I’ll continue to add code, scripts, data, links, or other useful items for researchers to this page over time. Code and programs are provided as-is. Always back up your data.

Weibo Data Collection

If you’re interested in using the Weibo API to collect your own data, see the documentation (Chinese).

For the actual script which I have relied on to collect my data sample, you can view the GWU Gelman Library Scholarly Technology Group’s relevant Github page here. As that page notes, you will need your own account, API key, etc. from Weibo. Thanks again to Dan Chudnov with the STG for his help on this project.

PDF Extraction Routine

This is a small Python script which I wrote for handling text in PDF files. It’s designed to be run from a Linux command line. It will automatically extract the raw text from any PDF files in the target directory and save their content into new, individual .txt files, but can also be used to combine multiple files’ text into a single, large new text file. I use this to convert media articles in bulk so that I can analyze them using other software.

Please see instructions within the file itself for usage and options. Download by clicking here.

What I Use

In the course of grad school, I’ve found a set of software applications that have been critical to my research work. Below are a few recommendations based on my own experience, presented in the hope of saving others time and effort. Everything’s free unless otherwise noted.

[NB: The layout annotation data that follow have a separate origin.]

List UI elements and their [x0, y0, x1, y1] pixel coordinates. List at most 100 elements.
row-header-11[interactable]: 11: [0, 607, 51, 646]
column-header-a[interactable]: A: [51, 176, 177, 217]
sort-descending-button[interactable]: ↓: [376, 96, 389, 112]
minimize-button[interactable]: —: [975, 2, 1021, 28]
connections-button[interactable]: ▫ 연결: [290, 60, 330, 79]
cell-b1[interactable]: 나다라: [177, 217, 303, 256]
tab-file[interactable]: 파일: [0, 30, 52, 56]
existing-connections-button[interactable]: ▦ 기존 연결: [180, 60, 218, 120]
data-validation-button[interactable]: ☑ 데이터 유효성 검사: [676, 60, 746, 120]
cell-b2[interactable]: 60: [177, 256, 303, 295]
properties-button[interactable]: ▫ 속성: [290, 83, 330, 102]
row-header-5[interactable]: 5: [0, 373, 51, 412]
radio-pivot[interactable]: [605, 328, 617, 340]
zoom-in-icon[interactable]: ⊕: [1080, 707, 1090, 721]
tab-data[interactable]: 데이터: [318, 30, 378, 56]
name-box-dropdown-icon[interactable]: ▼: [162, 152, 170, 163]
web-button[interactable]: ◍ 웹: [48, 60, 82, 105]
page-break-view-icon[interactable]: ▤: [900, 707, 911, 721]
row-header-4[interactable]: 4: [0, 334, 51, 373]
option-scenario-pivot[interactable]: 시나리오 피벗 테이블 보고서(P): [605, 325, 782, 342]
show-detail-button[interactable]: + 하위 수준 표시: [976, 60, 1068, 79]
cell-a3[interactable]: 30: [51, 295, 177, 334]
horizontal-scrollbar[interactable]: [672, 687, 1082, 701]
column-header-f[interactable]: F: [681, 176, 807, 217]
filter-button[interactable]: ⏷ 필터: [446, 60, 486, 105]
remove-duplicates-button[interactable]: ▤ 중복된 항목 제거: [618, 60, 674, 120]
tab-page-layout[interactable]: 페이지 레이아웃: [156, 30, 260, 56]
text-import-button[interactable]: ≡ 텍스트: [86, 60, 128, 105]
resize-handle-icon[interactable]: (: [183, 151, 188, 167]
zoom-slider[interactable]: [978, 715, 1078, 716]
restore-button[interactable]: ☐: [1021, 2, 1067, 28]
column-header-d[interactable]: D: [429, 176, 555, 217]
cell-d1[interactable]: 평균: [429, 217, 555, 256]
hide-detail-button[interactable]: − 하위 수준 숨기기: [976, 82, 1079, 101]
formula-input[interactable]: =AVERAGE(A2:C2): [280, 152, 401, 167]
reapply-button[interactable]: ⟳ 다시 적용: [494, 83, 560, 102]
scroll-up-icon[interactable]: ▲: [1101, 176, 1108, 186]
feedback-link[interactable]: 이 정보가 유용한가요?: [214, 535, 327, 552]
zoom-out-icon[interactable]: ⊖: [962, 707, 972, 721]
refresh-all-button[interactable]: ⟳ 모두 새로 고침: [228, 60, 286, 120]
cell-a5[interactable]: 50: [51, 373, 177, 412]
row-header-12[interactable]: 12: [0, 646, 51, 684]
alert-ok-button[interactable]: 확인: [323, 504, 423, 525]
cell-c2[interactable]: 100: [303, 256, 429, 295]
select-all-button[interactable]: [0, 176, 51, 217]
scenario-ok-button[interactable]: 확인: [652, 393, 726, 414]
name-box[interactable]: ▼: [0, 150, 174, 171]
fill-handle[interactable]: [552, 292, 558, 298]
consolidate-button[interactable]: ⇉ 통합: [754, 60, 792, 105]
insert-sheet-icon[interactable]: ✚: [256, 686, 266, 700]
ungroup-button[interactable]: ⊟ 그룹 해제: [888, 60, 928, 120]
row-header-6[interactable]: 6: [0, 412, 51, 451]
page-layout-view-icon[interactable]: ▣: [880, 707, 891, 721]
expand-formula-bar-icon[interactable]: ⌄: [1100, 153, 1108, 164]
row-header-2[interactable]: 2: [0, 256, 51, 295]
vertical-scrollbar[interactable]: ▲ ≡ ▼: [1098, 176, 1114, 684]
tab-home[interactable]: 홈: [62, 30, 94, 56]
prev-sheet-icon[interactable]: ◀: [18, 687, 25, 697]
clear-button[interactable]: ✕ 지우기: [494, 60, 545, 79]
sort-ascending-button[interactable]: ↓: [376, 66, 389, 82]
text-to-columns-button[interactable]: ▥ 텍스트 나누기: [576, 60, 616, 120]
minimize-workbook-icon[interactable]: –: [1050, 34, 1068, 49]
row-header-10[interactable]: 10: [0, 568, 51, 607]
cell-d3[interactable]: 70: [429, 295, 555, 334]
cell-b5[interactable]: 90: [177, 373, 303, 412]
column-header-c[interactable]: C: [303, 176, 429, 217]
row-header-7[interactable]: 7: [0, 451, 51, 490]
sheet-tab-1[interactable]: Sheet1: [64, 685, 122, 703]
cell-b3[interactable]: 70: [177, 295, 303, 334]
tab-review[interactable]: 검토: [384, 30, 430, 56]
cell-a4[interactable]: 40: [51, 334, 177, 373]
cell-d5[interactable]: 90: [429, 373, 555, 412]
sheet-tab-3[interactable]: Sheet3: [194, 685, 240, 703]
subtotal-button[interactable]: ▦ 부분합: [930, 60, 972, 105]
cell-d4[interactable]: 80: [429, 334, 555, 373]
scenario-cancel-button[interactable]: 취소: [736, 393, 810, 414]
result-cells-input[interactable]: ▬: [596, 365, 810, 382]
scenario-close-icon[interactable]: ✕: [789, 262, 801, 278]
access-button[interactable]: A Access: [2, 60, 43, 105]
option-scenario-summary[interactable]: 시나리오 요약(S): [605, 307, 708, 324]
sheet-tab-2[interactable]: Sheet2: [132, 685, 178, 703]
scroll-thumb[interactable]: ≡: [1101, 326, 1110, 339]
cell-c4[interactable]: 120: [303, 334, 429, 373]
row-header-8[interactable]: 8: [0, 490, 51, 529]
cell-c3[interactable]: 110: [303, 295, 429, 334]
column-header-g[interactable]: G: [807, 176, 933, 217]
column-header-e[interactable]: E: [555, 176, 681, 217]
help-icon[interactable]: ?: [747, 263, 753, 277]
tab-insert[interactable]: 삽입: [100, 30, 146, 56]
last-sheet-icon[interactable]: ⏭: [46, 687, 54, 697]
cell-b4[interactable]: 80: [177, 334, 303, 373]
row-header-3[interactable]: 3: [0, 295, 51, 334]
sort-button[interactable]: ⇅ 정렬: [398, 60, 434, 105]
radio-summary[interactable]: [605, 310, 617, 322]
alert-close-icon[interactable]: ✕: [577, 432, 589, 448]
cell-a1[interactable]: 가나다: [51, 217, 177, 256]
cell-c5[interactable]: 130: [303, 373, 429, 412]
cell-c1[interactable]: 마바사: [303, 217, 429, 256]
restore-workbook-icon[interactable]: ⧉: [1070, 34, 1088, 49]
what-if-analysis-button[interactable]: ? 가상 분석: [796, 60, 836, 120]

  • Note-taking: Microsoft OneNote
    This excellent cross-platform program lets you take notes free-form. Advantages include an extremely flexible system for manual organization, search with various scopes, and more advanced things like searching within audio voice recordings or handwriting recognition for tablets. Absolutely essential.
  • Reference Management: Zotero
    There are many reference management products. In my opinion, Zotero is the easiest for general use. You can use it in the browser or as a regular desktop program. The desktop client syncs using a free account (only if you want to), keeping all of your computers up to date.
  • Text Manipulation: Notepad++
    Working with text data can call for some specialized tools. Have you ever tried to open a file with hundreds of thousands of lines? Wanted to find and replace across multiple documents simultaneously? Notepad++ does that and a lot more while remaining very lightweight.
  • Scripting Language: Python
    For smaller jobs, it just doesn’t get much easier than Python. I’m hardly an expert, but invest a few days with a solid tutorial or online class and you’ll be coding up all sorts of handy things in no time. A great place to start if you’re totally new to programming or computer-aided analysis.